06 August 2011
Wet weather day in Alnwick (20 July 2011)
A dreich, gray day. What to do: the girls went to Alnwick swimming pool and had a great time. My parents went to Paxton House north of the River Tweed near Berwick. We went to Alnwick to Alnwick Castle.
I had not been to Alnwick Castle for years and not with the current Duke of Northumberland. It is very different with much more effort put into looking after visitors, but a bit too much like the synthetic niceness of National Trust. Like everything remembered from childhood, it is much smaller. Alnwick Castle is full of impressive state rooms, glistering with bling accumulated over 100s of years of wealth and power, such as the amazing library; I liked the document demanding the beheading of the 7th Earl of Northumberland for treason in the Rising of The Northern Earls in 1569 and later beatified for his adherence to his faith. But overall the internal rooms left me flat and gave me museum feet. I think it is that otherworldliness that is accentuated by the rope barriers that say to us “Do not cross the line; Do not touch” - this is not for the likes of you. Interesting, a curiosity.

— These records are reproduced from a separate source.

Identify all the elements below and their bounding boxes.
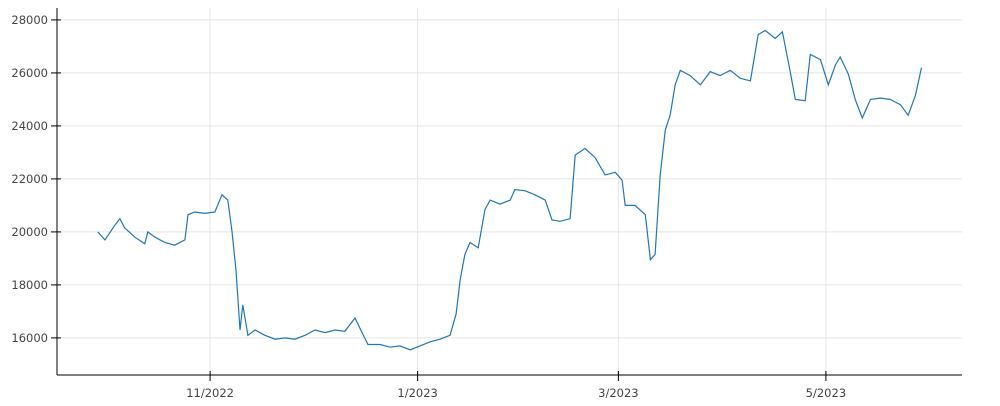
- x-tick-label: 11/2022: [186, 386, 234, 400]
- x-tick-label: 3/2023: [598, 386, 638, 400]
- y-tick-label: 16000: [11, 331, 48, 345]
- y-tick-label: 24000: [11, 119, 48, 133]
- y-tick-label: 18000: [11, 278, 48, 292]
- x-tick-label: 1/2023: [397, 386, 437, 400]
- y-tick-label: 22000: [11, 172, 48, 186]
- y-tick-label: 26000: [11, 66, 48, 80]
- x-tick-label: 5/2023: [806, 386, 846, 400]
- y-tick-label: 28000: [11, 13, 48, 27]
- price-line: [97, 29, 923, 351]
- y-tick-label: 20000: [11, 225, 48, 239]
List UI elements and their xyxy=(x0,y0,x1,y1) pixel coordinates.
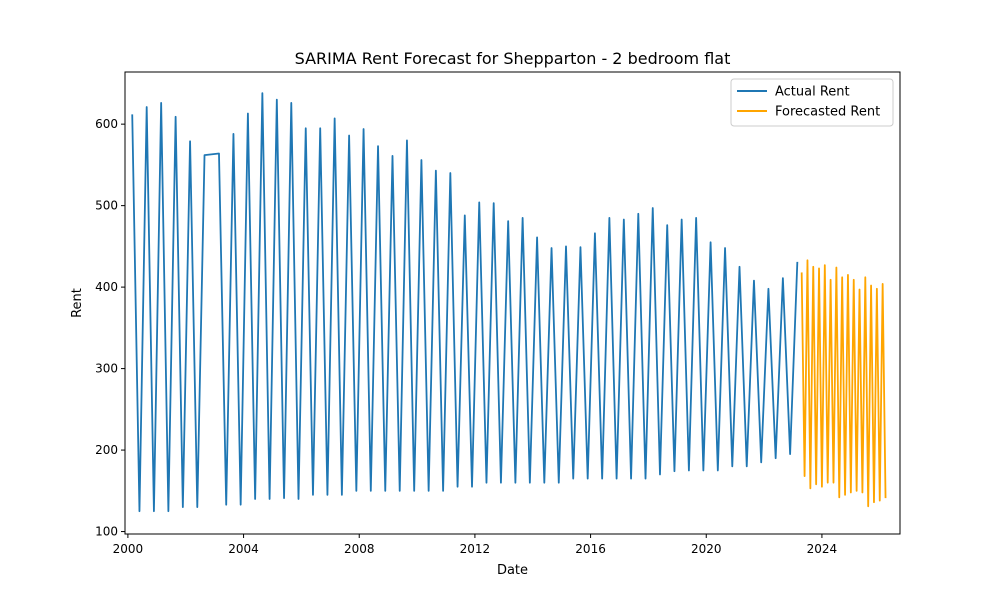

However, from outside, I like the shape and colours of the keep, walls and towers that gel with ingrained ideas of how castles should look. This is something much more familiar and comfortable, even if it may be have been made normal through films and documentaries rather than reality, so a sanitised history without the smells and hardships.
Then there were the childrens’ activities - broomstick flying lessons (some of Harry Potter was filmed here for example the initial lessons in the first film where Harry Potter discovers his skill in flying) and the dragon’s quest where you go through rooms of skeletons, riddles and tasks, plus mirrors to complete a letter puzzle. This was fun.
We had lunch in the cafe. I had a dry and indifferent falafel wrap, some tea and an indulgent caramel shortbread, Sophie sweet potato soup and Jay bacon and mozzarella ciabatta and a Mars bar. We huddled outside under the parasols that dripped with the incessant rain as we tried to find a dry patch to chomp on our food.
It is all quite expensive, but the entry fee does for two visits, so we will return to see the gardens in less inclement weather (see below).
After this, we went back into town to Barter Books which is in the old railway station. This is a glorious space and was really busy because of the weather. Look up and think of its old status, imagine the passengers and trains that passed through. If you love books as we do, this is a brilliant place, cosy and loving like a friendly library and full of all manner of books in chaotic order. Fiction by authors long forgotten, art, religion, local history, natural history, childrens’ books etc etc. This is living breathing space where you can smell than familiar fustiness of old books, comforting, and you can open them and touch them and buy them. Jay bought an old Beano, a book on Torres and stats on the Olympics from 2000, and I bought a couple of volumes of Hodgson’s “History of Northumberland”, indulging my interest in our family tree and local history. This is a place we could spend a whole day without getting tired, plus willingly spending a small fortune. Then you can grab a bite to eat and have a drink in the old waiting rooms: the tea is good and the tray bakes to die for, where I would recommend the Malteser & rice crispie chocolate or the one with fudge, and all good value. Finally, I love the model trains that run around the track above your head, lovingly and impishly harking back to its former state, and the mural of famous writers.
This is my history brought to life, living & breathing, rather than the facts, figures and details of distant figures of national politics and the news, people with whom I have no connection: neither I with them, nor vice versa.
Later (23/7/2011): we came to Alnwick Castle on a warmer day to look at the water garden and walled garden. While the kids enjoyed getting wet in the fountains, it was more municipal than inspirational - not worth a visit on its own, but just about okay if you go around the castle as well. Overall a bit on the dear side, but very popular and interesting from an historical perspective.